According to a statement, the forum was organised by CBAN in conjunction with CIBN The Registrar/Chief Executive, CIBN, Mr. ’Seye Awojobi, was represented by Deputy Director, Membership Services, Mr. Segun Shonubi, in a keynote address, said that the need for a more deliberate policy action on credit data management became pronounced in recent years due to the fast-paced and chang- ing regulatory and reporting requirements, such as the need to comply with Basel III. He stated that the unprecedented evolving dynamics in the financial services industry with fundamental shifts in customers’ demands and expectations had aroused a new interest in credit data management adding that without a very strong monitoring template using technology, predatory debtors can deploy the same technology to break all boundaries designed for determining their true credit histories.
Citing the Central Bank of Nigeria’s Financial System Stability Report which revealed that the banking industry’s non-performing loans ratio rose from N1.678 billion in June to N2.084 trillion in December 2016. He warned that this does not augur well for the financial intermediation role of the financial services industry and the economy at large.
While noting that globally, ease of access to credit was critical for business growth.

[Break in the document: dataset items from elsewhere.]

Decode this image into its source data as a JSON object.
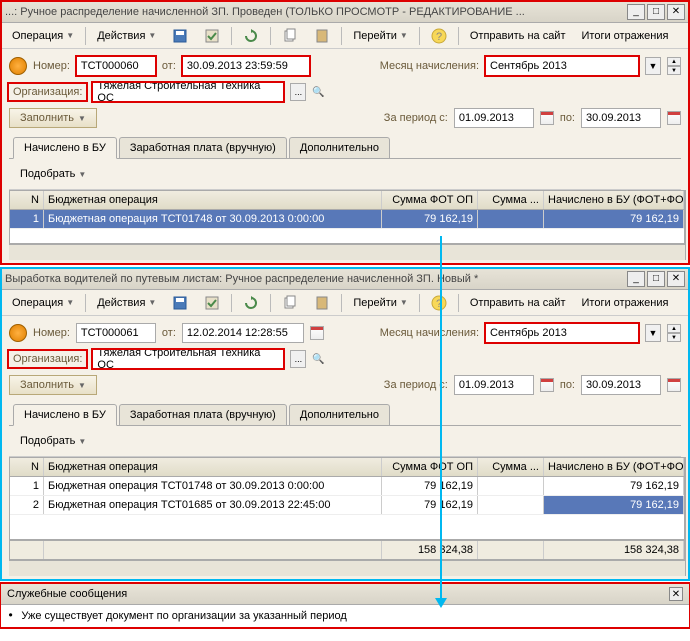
{
  "win1": {
    "title": "...: Ручное распределение начисленной ЗП. Проведен (ТОЛЬКО ПРОСМОТР - РЕДАКТИРОВАНИЕ ...",
    "toolbar": {
      "operation": "Операция",
      "actions": "Действия",
      "goto": "Перейти",
      "send": "Отправить на сайт",
      "results": "Итоги отражения"
    },
    "nomer_lbl": "Номер:",
    "nomer": "ТСТ000060",
    "ot_lbl": "от:",
    "ot": "30.09.2013 23:59:59",
    "month_lbl": "Месяц начисления:",
    "month": "Сентябрь 2013",
    "org_lbl": "Организация:",
    "org": "Тяжелая Строительная Техника ОС",
    "fill": "Заполнить",
    "period_lbl": "За период с:",
    "period_from": "01.09.2013",
    "period_to_lbl": "по:",
    "period_to": "30.09.2013",
    "tabs": [
      "Начислено в БУ",
      "Заработная плата (вручную)",
      "Дополнительно"
    ],
    "pick": "Подобрать",
    "grid": {
      "headers": [
        "N",
        "Бюджетная операция",
        "Сумма ФОТ ОП",
        "Сумма ...",
        "Начислено в БУ (ФОТ+ФОБ)"
      ],
      "rows": [
        {
          "n": "1",
          "op": "Бюджетная операция ТСТ01748 от 30.09.2013 0:00:00",
          "fot": "79 162,19",
          "sum": "",
          "last": "79 162,19"
        }
      ]
    }
  },
  "win2": {
    "title": "Выработка водителей по путевым листам: Ручное распределение начисленной ЗП. Новый *",
    "toolbar": {
      "operation": "Операция",
      "actions": "Действия",
      "goto": "Перейти",
      "send": "Отправить на сайт",
      "results": "Итоги отражения"
    },
    "nomer_lbl": "Номер:",
    "nomer": "ТСТ000061",
    "ot_lbl": "от:",
    "ot": "12.02.2014 12:28:55",
    "month_lbl": "Месяц начисления:",
    "month": "Сентябрь 2013",
    "org_lbl": "Организация:",
    "org": "Тяжелая Строительная Техника ОС",
    "fill": "Заполнить",
    "period_lbl": "За период с:",
    "period_from": "01.09.2013",
    "period_to_lbl": "по:",
    "period_to": "30.09.2013",
    "tabs": [
      "Начислено в БУ",
      "Заработная плата (вручную)",
      "Дополнительно"
    ],
    "pick": "Подобрать",
    "grid": {
      "headers": [
        "N",
        "Бюджетная операция",
        "Сумма ФОТ ОП",
        "Сумма ...",
        "Начислено в БУ (ФОТ+ФОБ)"
      ],
      "rows": [
        {
          "n": "1",
          "op": "Бюджетная операция ТСТ01748 от 30.09.2013 0:00:00",
          "fot": "79 162,19",
          "sum": "",
          "last": "79 162,19"
        },
        {
          "n": "2",
          "op": "Бюджетная операция ТСТ01685 от 30.09.2013 22:45:00",
          "fot": "79 162,19",
          "sum": "",
          "last": "79 162,19"
        }
      ],
      "footer": {
        "fot": "158 324,38",
        "sum": "",
        "last": "158 324,38"
      }
    }
  },
  "msg": {
    "title": "Служебные сообщения",
    "text": "Уже существует документ по организации за указанный период"
  }
}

Shonubi said that lending institutions are always wary of the safety of their funds. Reaching a delicate balance, he continued, is the sole objective of an effective credit data management and credit risk strategy by financial institutions.
Going down the history lane, he said: “According to the Central Bank of Nigeria, the late 1980s and early 1990s witnessed rising non-performing credit portfolios in banks and these significantly contributed to the financial distress in the banking sector. The central bank also noted that it was the existence of predatory debtors in the banking system whose modus operandi involved the abandonment of their debt obligations in some banks only to contract new debts in other banks.”
Also, the Chief Executive Officer/Managing Director XDS Credit Bureau/Chairman, CBAN, Mrs. Mobolanle Adesanya, said that the recently signed Credit Reporting Act was meant to promote responsibility in the credit market by encouraging responsible borrowing, avoidance of over-indebtedness and fulfilment of financial obligations by all parties.